Самый громкий крик - тишина

«Нет уж - редкостная мура!» - должно быть, в сотый раз за вечер повторил про себя Эд - злобно и настойчиво. И, упиваясь собственной безнаказанностью, ухмыльнулся в спину Нике.

Они шли из кино.

Пятью часами раньше Ника вдруг разразилась длинной речью о том, что сегодня им предоставляется уникальный шанс своими глазами увидеть Гениальный Фильм, который (несомненно!) получит все главные награды на всех ближайших кинофестивалях (по крайней мере критики в этом уверены).

Эд даже умилился - его странная подруга начала проявлять типичные для девушек наклонности - и от избытка чувств стал расспрашивать о съемочной группе, потакая восторгу золотоволосой принцессы…

Фильм, обещавший быть на редкость унылым представителем постмодернизма, и то не испортил его светлого настроения при входе в зал…

Наивный!

Заумная муть завязла в зубах на десятой минуте. Голова разболелась от жары, духоты и пыли, покрывавшей тонким слоем серебра каждый предмет в пределах видимости. Садистское кресло заставляло держать спину под самым неудобным углом. И очень быстро перспектива провести так ближайших три часа предстала перед Эдом во всей своей ужасающей красе!… Нет, конечно, если бы получилось склонить Нику к тому единственно верному занятию, к которому так располагают задние ряды в полупустом зале… Но, прикипев к экрану, она лишь слабо отмахивалась от его ласк и, что весьма вероятно, вообще не осознавала его присутствия…

Эд раздраженно рванул воротник и ускорил шаг, не поспевая за фигуркой, подскакивавшей от радостного возбуждения далеко впереди, без умолку щебетавшей о том, какой замечательный фильм они только что посмотрели и какой не менее замечательный пойдут смотреть на следующей неделе (не дай бог!)…
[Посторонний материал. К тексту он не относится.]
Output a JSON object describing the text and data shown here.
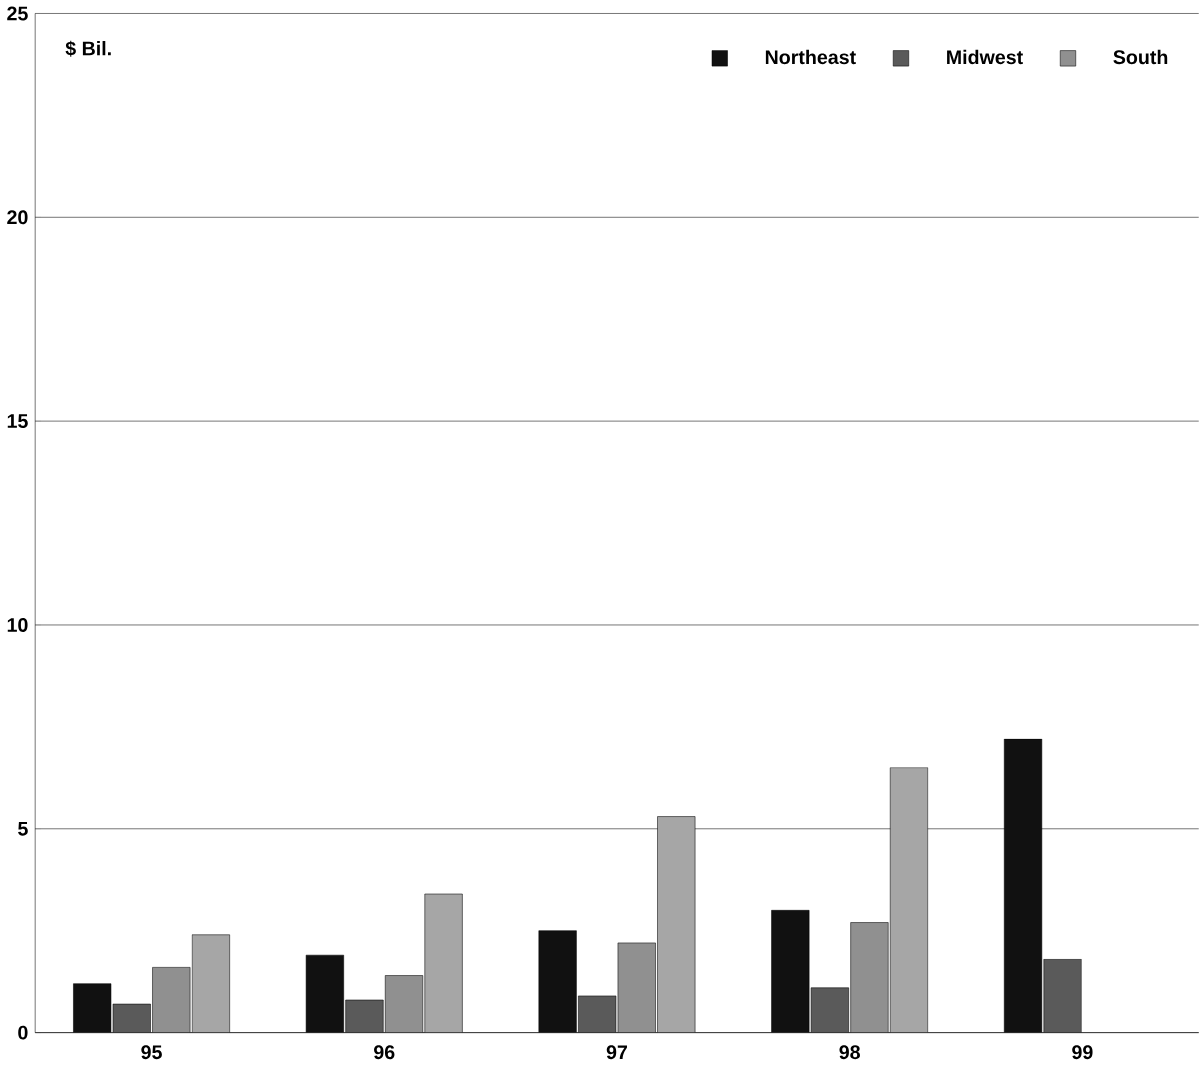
{
  "chart_data": {
    "type": "bar",
    "ylabel": "$ Bil.",
    "categories": [
      "95",
      "96",
      "97",
      "98",
      "99"
    ],
    "series": [
      {
        "name": "Northeast",
        "color": "#111111",
        "values": [
          1.2,
          1.9,
          2.5,
          3.0,
          7.2
        ]
      },
      {
        "name": "Midwest",
        "color": "#5a5a5a",
        "values": [
          0.7,
          0.8,
          0.9,
          1.1,
          1.8
        ]
      },
      {
        "name": "South",
        "color": "#909090",
        "values": [
          1.6,
          1.4,
          2.2,
          2.7,
          null
        ]
      },
      {
        "color": "#a6a6a6",
        "values": [
          2.4,
          3.4,
          5.3,
          6.5,
          null
        ]
      }
    ],
    "ylim": [
      0,
      25
    ],
    "yticks": [
      0,
      5,
      10,
      15,
      20,
      25
    ],
    "grid": "y",
    "legend": "top right"
  }
}
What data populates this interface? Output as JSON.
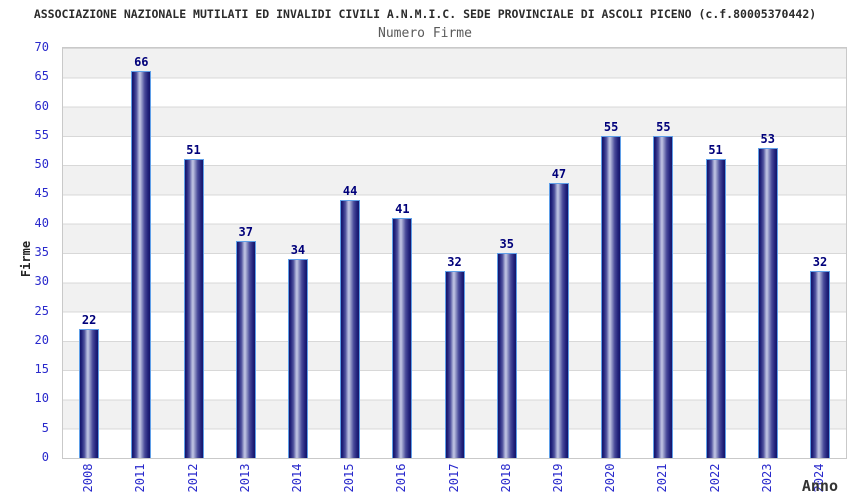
{
  "header": {
    "title": "ASSOCIAZIONE NAZIONALE MUTILATI ED INVALIDI CIVILI A.N.M.I.C. SEDE PROVINCIALE DI ASCOLI PICENO (c.f.80005370442)",
    "subtitle": "Numero Firme"
  },
  "chart_data": {
    "type": "bar",
    "title": "ASSOCIAZIONE NAZIONALE MUTILATI ED INVALIDI CIVILI A.N.M.I.C. SEDE PROVINCIALE DI ASCOLI PICENO (c.f.80005370442)",
    "subtitle": "Numero Firme",
    "categories": [
      "2008",
      "2011",
      "2012",
      "2013",
      "2014",
      "2015",
      "2016",
      "2017",
      "2018",
      "2019",
      "2020",
      "2021",
      "2022",
      "2023",
      "2024"
    ],
    "values": [
      22,
      66,
      51,
      37,
      34,
      44,
      41,
      32,
      35,
      47,
      55,
      55,
      51,
      53,
      32
    ],
    "xlabel": "Anno",
    "ylabel": "Firme",
    "ylim": [
      0,
      70
    ],
    "yticks": [
      0,
      5,
      10,
      15,
      20,
      25,
      30,
      35,
      40,
      45,
      50,
      55,
      60,
      65,
      70
    ],
    "grid": true,
    "legend_position": "none",
    "value_labels_shown": true,
    "colors": {
      "bar_dark": "#14146a",
      "bar_light": "#c2c6e4",
      "bar_border": "#5f9fe8",
      "tick_label": "#2929cc",
      "value_label": "#00007a",
      "band_gray": "#f1f1f1",
      "band_white": "#ffffff",
      "grid_line": "#d8d8d8",
      "title_color": "#2b2b2b",
      "subtitle_color": "#5a5a5a"
    }
  }
}
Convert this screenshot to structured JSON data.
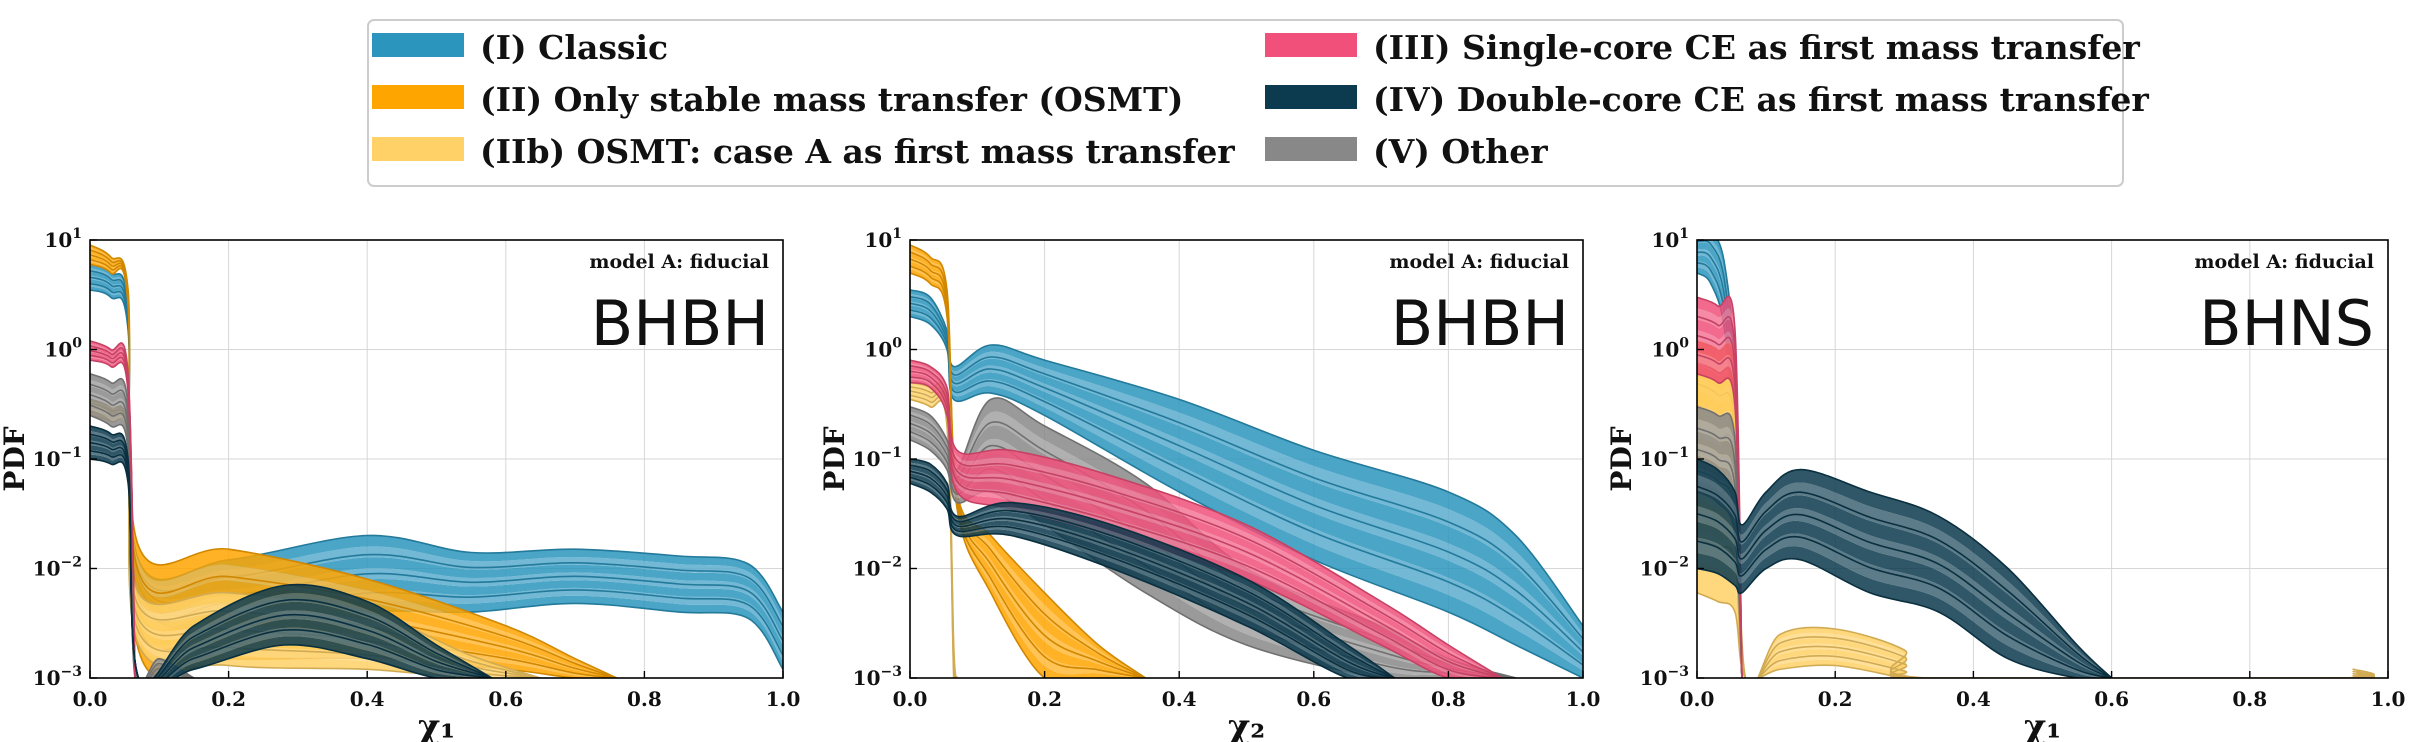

Они приближались к дому в почти полной темноте - такой же душной и жаркой, как в кино. Все тело покрывала липкая пленка пота, и было почти невозможно поверить, что какой-то месяц назад он мечтал о лете. Маленькая желтушная луна на небосводе казалась еще одной издевкой, довершающей и без того отвратительный вечер.

Легко толкая плечом незапертую (как и обычно) дверь, Ника пританцовывала и напевала что-то эстрадно-противное.

- Сколько раз я тебя просил закрывать эту чертову дверь! - кулак Эда столкнулся с дверной рамой неожиданно для него самого.

Ника проследила его траекторию спокойным взглядом, проскользнула под рукой, упершейся в косяк, и без единого звука повернула ключ в замке, запирая. Потом снова открыла. Легко улыбнулась и вошла в дом.

- Ника, я серьезно! Мало ли кто может забраться, пока нас нет!

Уже стоя на пороге кухни, она обернулась:

- Ну кто сюда может влезть? Да и зачем - красть же нечего! - и гордо проследовала на кухню. Через полшага сбилась и застыла с отвисшей челюстью, глядя широко раскрытыми глазами в угол, где стоял обеденный стол.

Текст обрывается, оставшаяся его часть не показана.